2.2.11 : Collision
Petit accident de voiture en pleine campagne, un peu avant 6 h du matin. Rien de grave. Attente de la dépanneuse. Puis dans la dépanneuse, à côté du chauffeur. Combien nos vies sont différentes.
Nous écoutons France Bleue, avec tous les témoignages d'accidents dus au verglas.
Le jour se lève sur la campagne.
Le camion avance doucement, lui aussi a peur des intempéries.
Le type a un accent du coin, forcément.
Il n'est pas beaucoup plus vieux que moi, joufflu, pas bavard.
Arrivés au garage, il nous offre un café, à Pascale et moi. Ses mains sont pleines de cambouis, je le remarque quand il nous tend les deux gobelets en plastique.
Tous les matins il doit être réveillé par l'assurance qui l'appelle pour un dépannage, en ce moment de températures négatives, ça doit être quelque chose.
Plusieurs types travaillent pour lui. Ils balancent du sel dehors pour ne pas tomber.
Pour un rendez-vous avec l'expert il tourne les pages de son agenda. Toutes sont tachées d'empreintes de doigts, noires de cambouis là encore. Un cahier d'écolier ligné.
Et puis il y a la déco, une guirlande en forme de palmier, une boule de Noël dans une sorte de rafia… Des ustensiles types qu'il a peut-être reçus de l'enseigne toute puissante dont il est franchisé.

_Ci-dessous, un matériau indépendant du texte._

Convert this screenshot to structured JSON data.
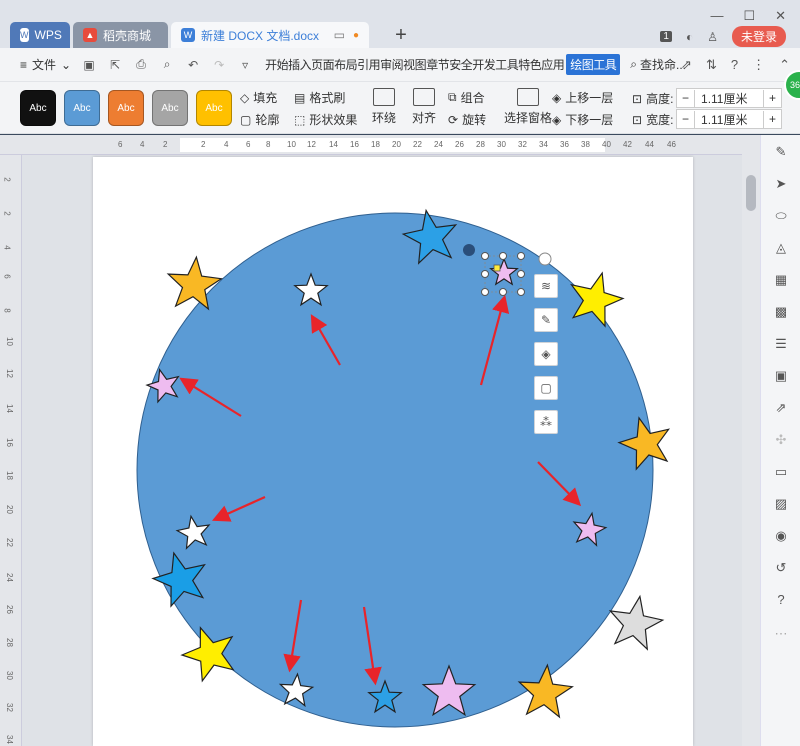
{
  "tabs": {
    "wps": "WPS",
    "store": "稻壳商城",
    "doc": "新建 DOCX 文档.docx",
    "add": "+"
  },
  "titlebar": {
    "badge": "1",
    "login": "未登录",
    "minimize": "—",
    "maximize": "☐",
    "close": "✕"
  },
  "menubar": {
    "file": "文件",
    "menus": [
      "开始",
      "插入",
      "页面布局",
      "引用",
      "审阅",
      "视图",
      "章节",
      "安全",
      "开发工具",
      "特色应用"
    ],
    "active": "绘图工具",
    "search": "查找命..."
  },
  "ribbon": {
    "styles": [
      {
        "label": "Abc",
        "color": "#111111"
      },
      {
        "label": "Abc",
        "color": "#5b9bd5"
      },
      {
        "label": "Abc",
        "color": "#ed7d31"
      },
      {
        "label": "Abc",
        "color": "#a5a5a5"
      },
      {
        "label": "Abc",
        "color": "#ffc000"
      }
    ],
    "fill": "填充",
    "format_brush": "格式刷",
    "outline": "轮廓",
    "shape_effect": "形状效果",
    "wrap": "环绕",
    "align": "对齐",
    "group": "组合",
    "rotate": "旋转",
    "select_pane": "选择窗格",
    "bring_forward": "上移一层",
    "send_backward": "下移一层",
    "height_label": "高度:",
    "height_value": "1.11厘米",
    "width_label": "宽度:",
    "width_value": "1.11厘米",
    "minus": "−",
    "plus": "+",
    "green_badge": "36"
  },
  "ruler": {
    "h_ticks": [
      "6",
      "4",
      "2",
      "2",
      "4",
      "6",
      "8",
      "10",
      "12",
      "14",
      "16",
      "18",
      "20",
      "22",
      "24",
      "26",
      "28",
      "30",
      "32",
      "34",
      "36",
      "38",
      "40",
      "42",
      "44",
      "46"
    ],
    "v_ticks": [
      "2",
      "2",
      "4",
      "6",
      "8",
      "10",
      "12",
      "14",
      "16",
      "18",
      "20",
      "22",
      "24",
      "26",
      "28",
      "30",
      "32",
      "34"
    ]
  },
  "colors": {
    "circle": "#5b9bd5",
    "arrow": "#e8242a",
    "accent": "#2b73d6"
  }
}
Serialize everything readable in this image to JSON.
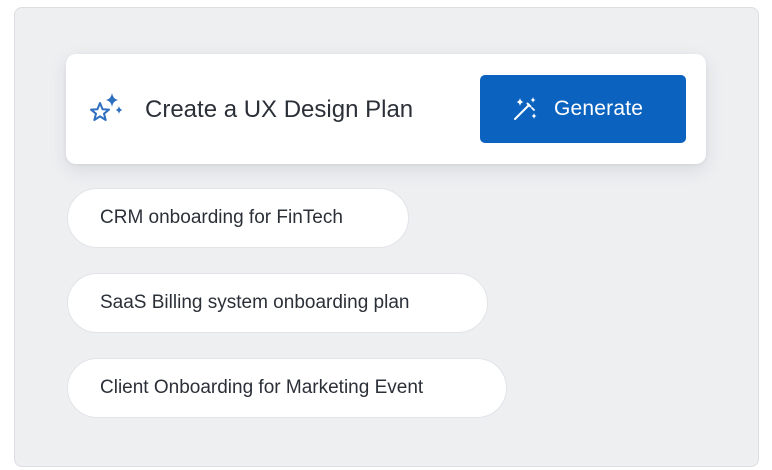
{
  "prompt": {
    "text": "Create a UX Design Plan",
    "icon": "sparkle-stars-icon"
  },
  "generate_button": {
    "label": "Generate",
    "icon": "magic-wand-icon"
  },
  "suggestions": [
    {
      "label": "CRM onboarding for FinTech"
    },
    {
      "label": "SaaS Billing system onboarding plan"
    },
    {
      "label": "Client Onboarding for Marketing Event"
    }
  ],
  "colors": {
    "accent": "#0c63bf",
    "panel_background": "#eeeff1",
    "card_background": "#ffffff",
    "text": "#2b3038",
    "icon_stroke": "#2f6fc0"
  }
}
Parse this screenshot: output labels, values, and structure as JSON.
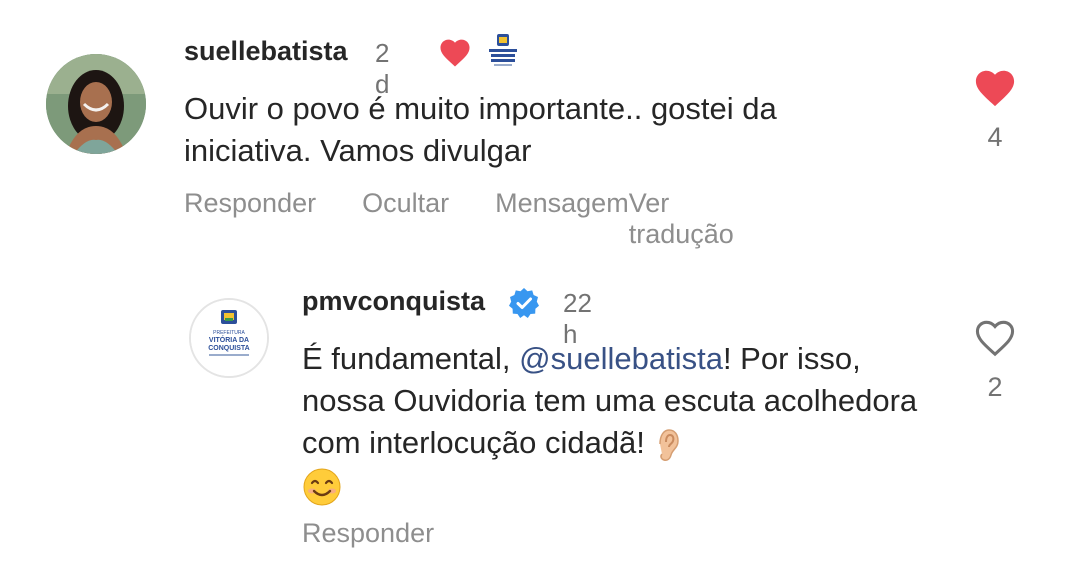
{
  "comment": {
    "username": "suellebatista",
    "time": "2 d",
    "text": "Ouvir o povo é muito importante.. gostei da iniciativa. Vamos divulgar",
    "actions": {
      "reply": "Responder",
      "hide": "Ocultar",
      "message": "Mensagem",
      "translate": "Ver tradução"
    },
    "like_count": "4",
    "liked": true,
    "creator_liked": true
  },
  "reply": {
    "username": "pmvconquista",
    "verified": true,
    "time": "22 h",
    "text_before": "É fundamental, ",
    "mention": "@suellebatista",
    "text_after": "! Por isso, nossa Ouvidoria tem uma escuta acolhedora com interlocução cidadã!",
    "emoji_1": "ear",
    "emoji_2": "smiling-face",
    "actions": {
      "reply": "Responder"
    },
    "like_count": "2",
    "liked": false,
    "avatar_lines": {
      "top": "PREFEITURA",
      "middle_1": "VITÓRIA DA",
      "middle_2": "CONQUISTA"
    }
  },
  "colors": {
    "like_red": "#ed4956",
    "verified_blue": "#3897f0",
    "mention_blue": "#385185",
    "muted_text": "#8e8e8e"
  }
}
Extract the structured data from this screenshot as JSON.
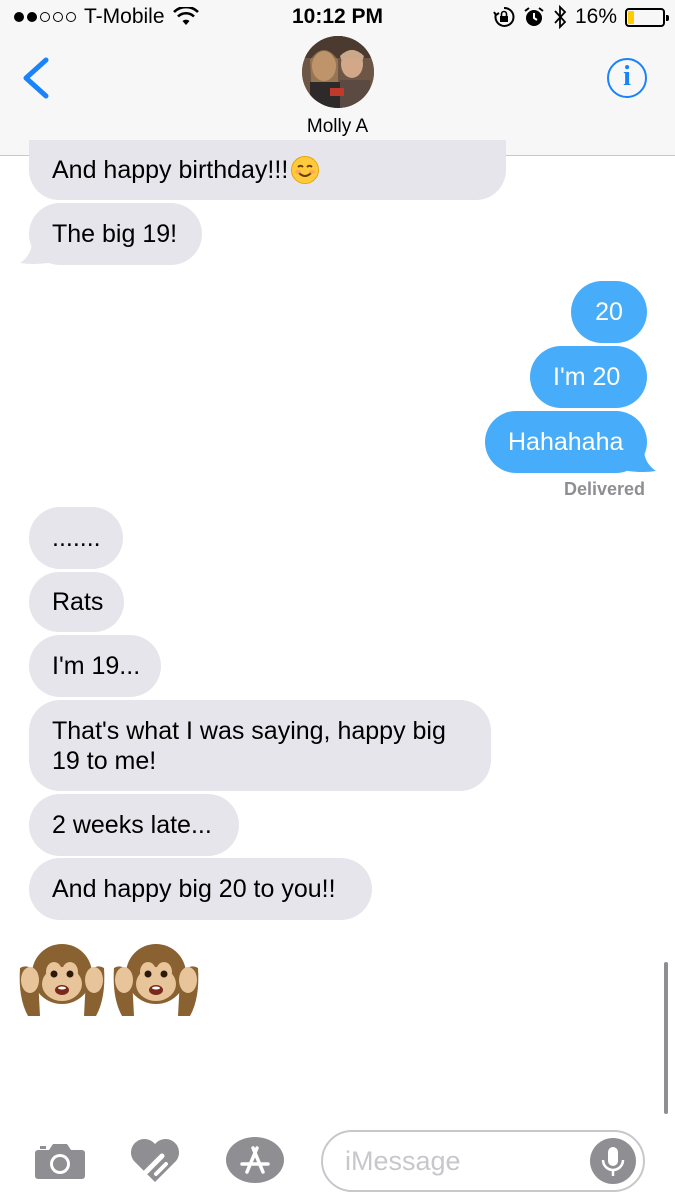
{
  "status_bar": {
    "carrier": "T-Mobile",
    "time": "10:12 PM",
    "battery_percent_label": "16%",
    "battery_level": 0.16,
    "battery_color": "#ffcc00",
    "signal_bars_filled": 2,
    "signal_bars_total": 5
  },
  "header": {
    "contact_name": "Molly A",
    "back_icon": "chevron-left-icon",
    "info_icon": "info-icon"
  },
  "messages": {
    "m1": "And happy birthday!!!",
    "m2": "The big 19!",
    "m3": "20",
    "m4": "I'm 20",
    "m5": "Hahahaha",
    "m6": ".......",
    "m7": "Rats",
    "m8": "I'm 19...",
    "m9": "That's what I was saying, happy big 19 to me!",
    "m10": "2 weeks late...",
    "m11": "And happy big 20 to you!!"
  },
  "delivered_label": "Delivered",
  "input_bar": {
    "placeholder": "iMessage",
    "camera_icon": "camera-icon",
    "digital_touch_icon": "digital-touch-heart-icon",
    "app_store_icon": "app-store-icon",
    "mic_icon": "microphone-icon"
  },
  "colors": {
    "incoming_bubble": "#e6e5eb",
    "outgoing_bubble": "#47adfa",
    "accent": "#1a82fb"
  }
}
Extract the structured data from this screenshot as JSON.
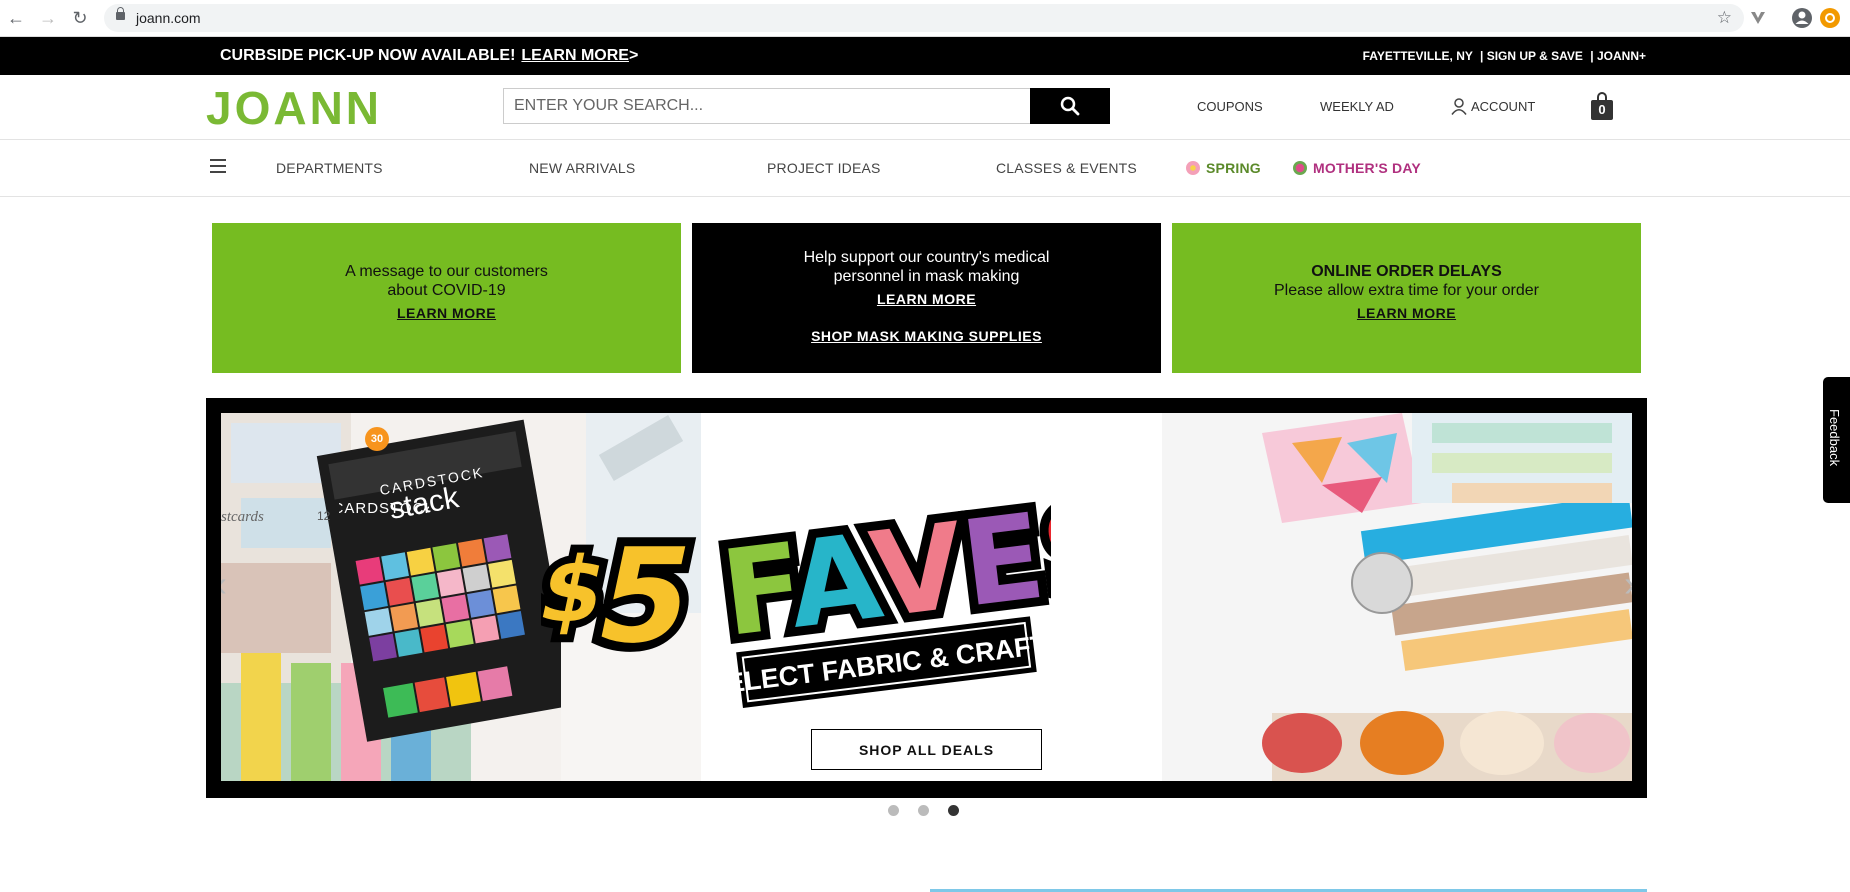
{
  "browser": {
    "url": "joann.com"
  },
  "promo": {
    "text": "CURBSIDE PICK-UP NOW AVAILABLE!",
    "link": "LEARN MORE",
    "arrow": ">",
    "location": "FAYETTEVILLE, NY",
    "signup": "| SIGN UP & SAVE",
    "joann_plus": "| JOANN+"
  },
  "header": {
    "logo": "JOANN",
    "search_placeholder": "ENTER YOUR SEARCH...",
    "coupons": "COUPONS",
    "weekly_ad": "WEEKLY AD",
    "account": "ACCOUNT",
    "cart_count": "0"
  },
  "nav": {
    "items": [
      {
        "label": "DEPARTMENTS"
      },
      {
        "label": "NEW ARRIVALS"
      },
      {
        "label": "PROJECT IDEAS"
      },
      {
        "label": "CLASSES & EVENTS"
      },
      {
        "label": "SPRING"
      },
      {
        "label": "MOTHER'S DAY"
      }
    ]
  },
  "info_boxes": [
    {
      "line1": "A message to our customers",
      "line2": "about COVID-19",
      "link": "LEARN MORE"
    },
    {
      "line1": "Help support our country's medical",
      "line2": "personnel in mask making",
      "link": "LEARN MORE",
      "link2": "SHOP MASK MAKING SUPPLIES"
    },
    {
      "title": "ONLINE ORDER DELAYS",
      "line1": "Please allow extra time for your order",
      "link": "LEARN MORE"
    }
  ],
  "hero": {
    "dollar": "$",
    "five": "5",
    "faves": "FAVES",
    "subtitle": "SELECT FABRIC & CRAFTS",
    "button": "SHOP ALL DEALS",
    "cardstock_title": "CARDSTOCK",
    "cardstock_sub": "stack",
    "cardstock_badge": "30",
    "cards_label": "stcards",
    "cards_num": "12",
    "slide_count": 3,
    "active_slide": 3
  },
  "feedback": "Feedback",
  "colors": {
    "brand_green": "#7ab934",
    "box_green": "#76bc21",
    "mothers_day": "#b0307f",
    "spring": "#5b8a2a"
  }
}
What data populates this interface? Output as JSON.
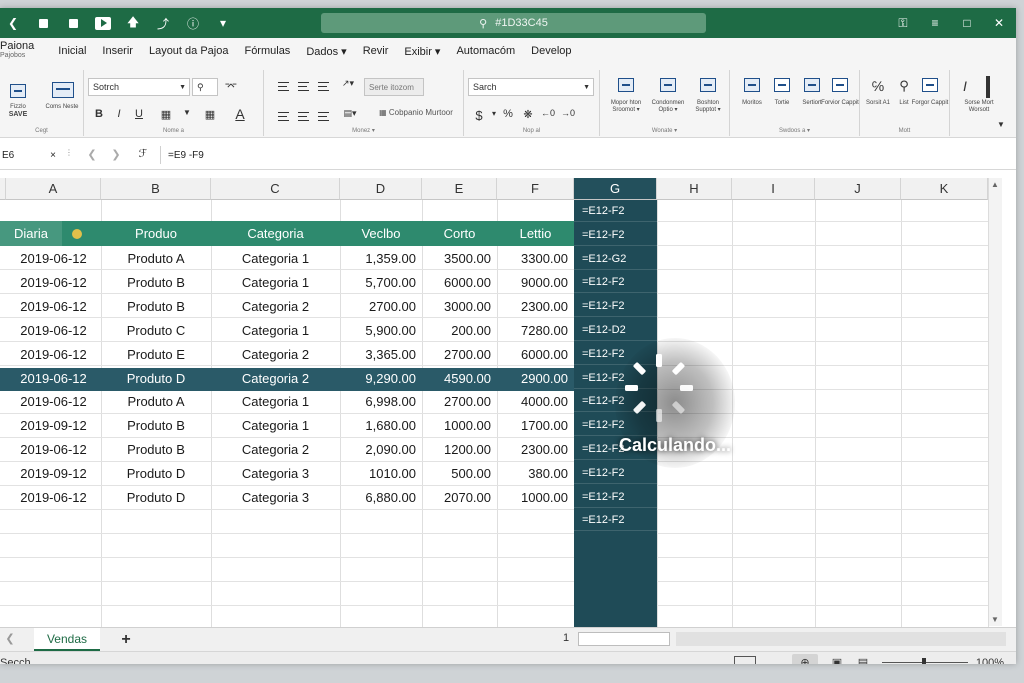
{
  "titlebar": {
    "search_text": "#1D33C45"
  },
  "menu": {
    "first_label": "Paiona",
    "first_sub": "Pajobos",
    "items": [
      "Inicial",
      "Inserir",
      "Layout da Pajoa",
      "Fórmulas",
      "Dados ▾",
      "Revir",
      "Exibir ▾",
      "Automacóm",
      "Develop"
    ]
  },
  "ribbon": {
    "paste_label": "Fizzlo",
    "paste_sub": "SAVE",
    "group1_btn2": "Coms Neste",
    "group1_label": "Cegt",
    "font_name": "Sotrch",
    "group2_label": "Nome a",
    "align_style_btn": "Serte itozom",
    "merge_label": "Cobpanio Murtoor",
    "group3_label": "Monez ▾",
    "number_format": "Sarch",
    "currency_symbol": "$",
    "percent_symbol": "%",
    "group4_label": "Nop al",
    "styles_items": [
      "Mopor hton Sroomot ▾",
      "Condonmen Optio ▾",
      "Boshton Supptot ▾"
    ],
    "group5_label": "Wonate ▾",
    "cells_items": [
      "Moritos",
      "Tortie",
      "Sertiort",
      "Forvior Cappit"
    ],
    "group6_label": "Swdoos a ▾",
    "edit_items": [
      "Sorsit A1",
      "List",
      "Forgor Cappit"
    ],
    "group7_label": "Mott",
    "last_items": "Sorse Mort Worsott"
  },
  "formula_bar": {
    "cell_ref": "E6",
    "cancel_icon_label": "×",
    "fx_label": "fx",
    "formula": "=E9 -F9"
  },
  "columns": [
    "A",
    "B",
    "C",
    "D",
    "E",
    "F",
    "G",
    "H",
    "I",
    "J",
    "K"
  ],
  "table": {
    "headers": [
      "Diaria",
      "Produo",
      "Categoria",
      "Veclbo",
      "Corto",
      "Lettio"
    ],
    "rows": [
      [
        "2019-06-12",
        "Produto A",
        "Categoria 1",
        "1,359.00",
        "3500.00",
        "3300.00"
      ],
      [
        "2019-06-12",
        "Produto B",
        "Categoria 1",
        "5,700.00",
        "6000.00",
        "9000.00"
      ],
      [
        "2019-06-12",
        "Produto B",
        "Categoria 2",
        "2700.00",
        "3000.00",
        "2300.00"
      ],
      [
        "2019-06-12",
        "Produto C",
        "Categoria 1",
        "5,900.00",
        "200.00",
        "7280.00"
      ],
      [
        "2019-06-12",
        "Produto E",
        "Categoria 2",
        "3,365.00",
        "2700.00",
        "6000.00"
      ],
      [
        "2019-06-12",
        "Produto D",
        "Categoria 2",
        "9,290.00",
        "4590.00",
        "2900.00"
      ],
      [
        "2019-06-12",
        "Produto A",
        "Categoria 1",
        "6,998.00",
        "2700.00",
        "4000.00"
      ],
      [
        "2019-09-12",
        "Produto B",
        "Categoria 1",
        "1,680.00",
        "1000.00",
        "1700.00"
      ],
      [
        "2019-06-12",
        "Produto B",
        "Categoria 2",
        "2,090.00",
        "1200.00",
        "2300.00"
      ],
      [
        "2019-09-12",
        "Produto D",
        "Categoria 3",
        "1010.00",
        "500.00",
        "380.00"
      ],
      [
        "2019-06-12",
        "Produto D",
        "Categoria 3",
        "6,880.00",
        "2070.00",
        "1000.00"
      ]
    ],
    "selected_row_index": 5
  },
  "column_g": [
    "=E12-F2",
    "=E12-F2",
    "=E12-G2",
    "=E12-F2",
    "=E12-F2",
    "=E12-D2",
    "=E12-F2",
    "=E12-F2",
    "=E12-F2",
    "=E12-F2",
    "=E12-F2",
    "=E12-F2",
    "=E12-F2",
    "=E12-F2"
  ],
  "spinner": {
    "label": "Calculando..."
  },
  "sheet_tabs": {
    "active": "Vendas",
    "add_label": "+",
    "page_indicator": "1"
  },
  "status": {
    "left_text": "Secch",
    "zoom": "100%"
  },
  "colors": {
    "titlebar": "#1e6b45",
    "header_row": "#2e8a6e",
    "selected_row": "#2a5a68",
    "column_g": "#1f4b57"
  }
}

Les mecs bossent la mécanique, c'est sûr, ça se voit. Pour le reste… il faut de la déco, alors il y a de la déco.
Derrière son bleu de travail où est inscrit le nom de la marque - un des deux ou trois gros concessionnaires de voitures français - se trouve le bonhomme, qu'on sent exister. Sans s'en apercevoir il le fait disparaître le logo. Le type est garagiste, point barre, au fond qu'est-ce qu'il s'en fout si c'est pour machin ou machine ? Et il a une vie de famille aussi, ça se sent, ça et son métier ce sont les deux seules écritures marquées... L'humain déborde encore de l'aseptisé, heureusement.